Each counter has multiple names, which can be used to uniquely identify it.
The counter Machine name is a compact variable name which is the primary key for the counter in the database. It is also used as the enum identifier in the libGPUCounters C++ interface.
The counter Human name is the fully qualified human-readable name of the counter, it's unambiguous but can be quite long. These names are globally unique.
The counter Group name is the name of the group the counter belongs to. Group names are globally unique, but multiple counters can belong to the same group. Groups can be used to define a single chart for presentation, with each counter being a series on the chart.
The counter Group human name is the name of the counter, in the context of the Group name. These names are shorter than the full Human name which makes them excellent short names to use in tools, but they are not globally unique and tools need to present them alongside the Group name. For example a tool could use the Group name as a chart title, and then use the Group human name as the name of each series in the chart legend.
The counter Stable ID is a unique numeric identifier which is guaranteed to stay stable across releases, as long as the counter semantic meaning is unchanged, even if we change the name strings for the counter.
Many performance counters count the number of cycles when something happened, but not all counts of cycles count the same thing. We therefore have specific terms for specific types of measurement.
Counters that measure Active cycles count the number of cycles that a queue or block contained a workload. These counters are a measure of scheduling behavior, not functional unit throughput.
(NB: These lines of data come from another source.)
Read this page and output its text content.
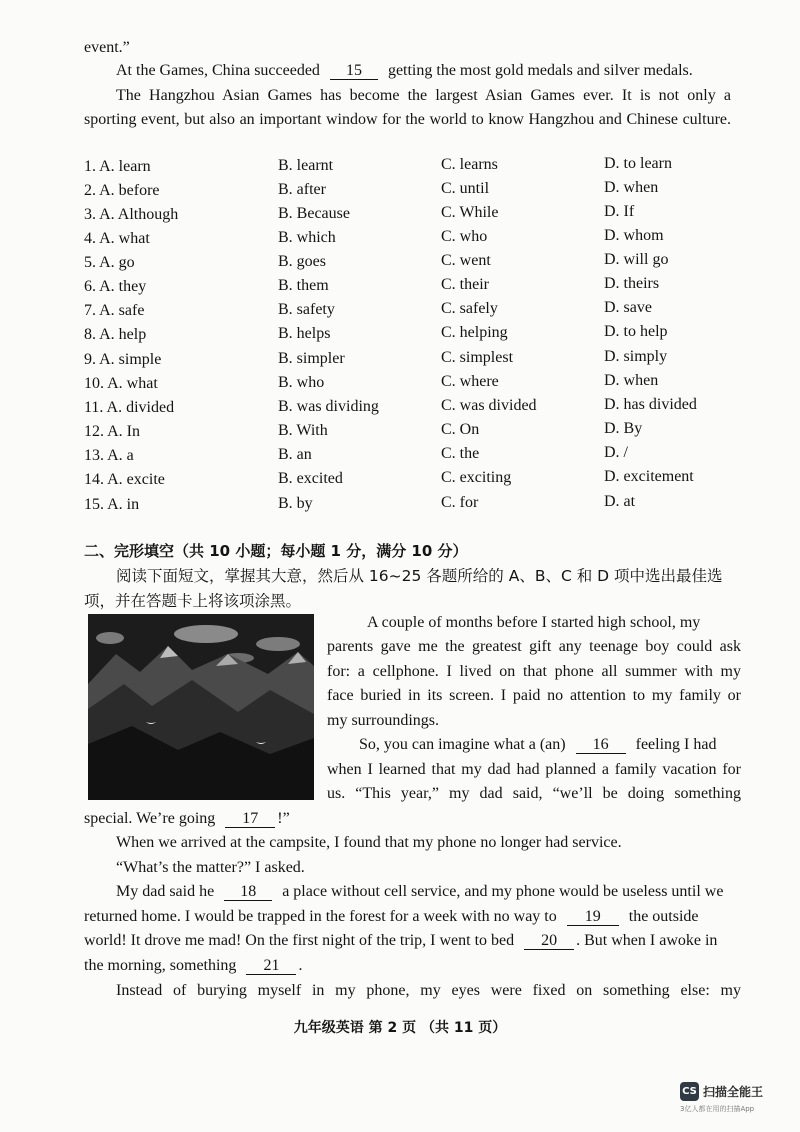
event.”
At the Games, China succeeded 15 getting the most gold medals and silver medals.
The Hangzhou Asian Games has become the largest Asian Games ever. It is not only a
sporting event, but also an important window for the world to know Hangzhou and Chinese culture.
1. A. learn	B. learnt	C. learns	D. to learn
2. A. before	B. after	C. until	D. when
3. A. Although	B. Because	C. While	D. If
4. A. what	B. which	C. who	D. whom
5. A. go	B. goes	C. went	D. will go
6. A. they	B. them	C. their	D. theirs
7. A. safe	B. safety	C. safely	D. save
8. A. help	B. helps	C. helping	D. to help
9. A. simple	B. simpler	C. simplest	D. simply
10. A. what	B. who	C. where	D. when
11. A. divided	B. was dividing	C. was divided	D. has divided
12. A. In	B. With	C. On	D. By
13. A. a	B. an	C. the	D. /
14. A. excite	B. excited	C. exciting	D. excitement
15. A. in	B. by	C. for	D. at
二、完形填空（共 10 小题；每小题 1 分，满分 10 分）
阅读下面短文，掌握其大意，然后从 16~25 各题所给的 A、B、C 和 D 项中选出最佳选
项，并在答题卡上将该项涂黑。
A couple of months before I started high school, my
parents gave me the greatest gift any teenage boy could ask
for: a cellphone. I lived on that phone all summer with my
face buried in its screen. I paid no attention to my family or
my surroundings.
So, you can imagine what a (an) 16 feeling I had
when I learned that my dad had planned a family vacation for
us. “This year,” my dad said, “we’ll be doing something
special. We’re going 17 !”
When we arrived at the campsite, I found that my phone no longer had service.
“What’s the matter?” I asked.
My dad said he 18 a place without cell service, and my phone would be useless until we
returned home. I would be trapped in the forest for a week with no way to 19 the outside
world! It drove me mad! On the first night of the trip, I went to bed 20 . But when I awoke in
the morning, something 21 .
Instead of burying myself in my phone, my eyes were fixed on something else: my
九年级英语 第 2 页 （共 11 页）
CS 扫描全能王
3亿人都在用的扫描App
For example, a block with a 10 stage pipeline issuing 1 operation every 10 cycles would count as 100% active because the block was always doing something.
Counters that measure Issue cycles count the number of cycles that a queue or block issued new work to the head of its pipeline. These counters are a measure of functional unit throughput. For example, a block with a 10 stage pipeline issuing 1 operation every 10 cycles would count as only 10% utilized because most cycles were not actually issuing useful work.
As a data-plane processor, memory accesses are important to a GPU and bring their own set of terminology for users to worry about.
A memory Transaction represents a single operation on the memory bus. Transactions have variable size, and may take variable numbers of data transfer cycles.
A memory Beat represents a single memory bus data transfer cycle. A transaction transferring 512 bits on a 128-bit memory bus would take 4 data beats. Beats have variable size, depending on memory bus hardware implementation.
A memory Byte represents the actual data bandwidth transferred on the bus. Most performance counters that count bytes are actually derived counters that are based on the number of hardware beats, scaled by the bus width, ignoring partially used bus beats that have lanes masked.